What happened next was heavily ironic. Against my expectations and my formal education the RAF decided I would train to be a wireless (ie, radio) technician in a course lasting eight months, mostly sitting at a desk wrestling with Kirchoff’s Laws and the calculus associated with the hysteresis curve. By now I was uniformed, but not appropriately. The rest of the class wore Working Blue whereas I wore Best Blue, my Working Blue had still to arrive.

RAF Working Blue. More compact
battledress format, despite its name,
was more fitted for sedentary work

Here’s the irony: Working Blue has a battledresss format jacket ending with a tightly belted midriff. By contrast the Best Blue jacket is much longer reaching halfway down the bum. Battledress or not, Working Blue is much more resistant to crumpling for those doing deskwork. The speed with which my Best Blue started to wear out was horrifying, given that I would have had to pay for a replacement.

RAF Best Blue.

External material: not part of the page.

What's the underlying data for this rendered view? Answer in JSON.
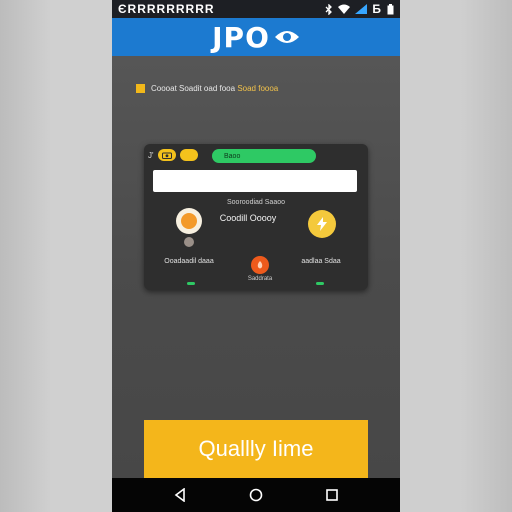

Flounced 
bottom half of jacket tended
to get crumpled and worn
when 
wearer worked at a desk

Happily, Best Blue lasted out the course and I was posted to Far East Air Force there to wear lightweight shirt and shorts. National Service done, I hung Best Blue on my bedroom door back home in Bradford and the moths finished off the abrasivon resulting from desk work at the technical training camp.


CODA: My Working Blue finally arrived but it distorted my appearance: seemed as if my belly started at my sternum and stretched halfway down my thighs. Being a techie helped just a bit.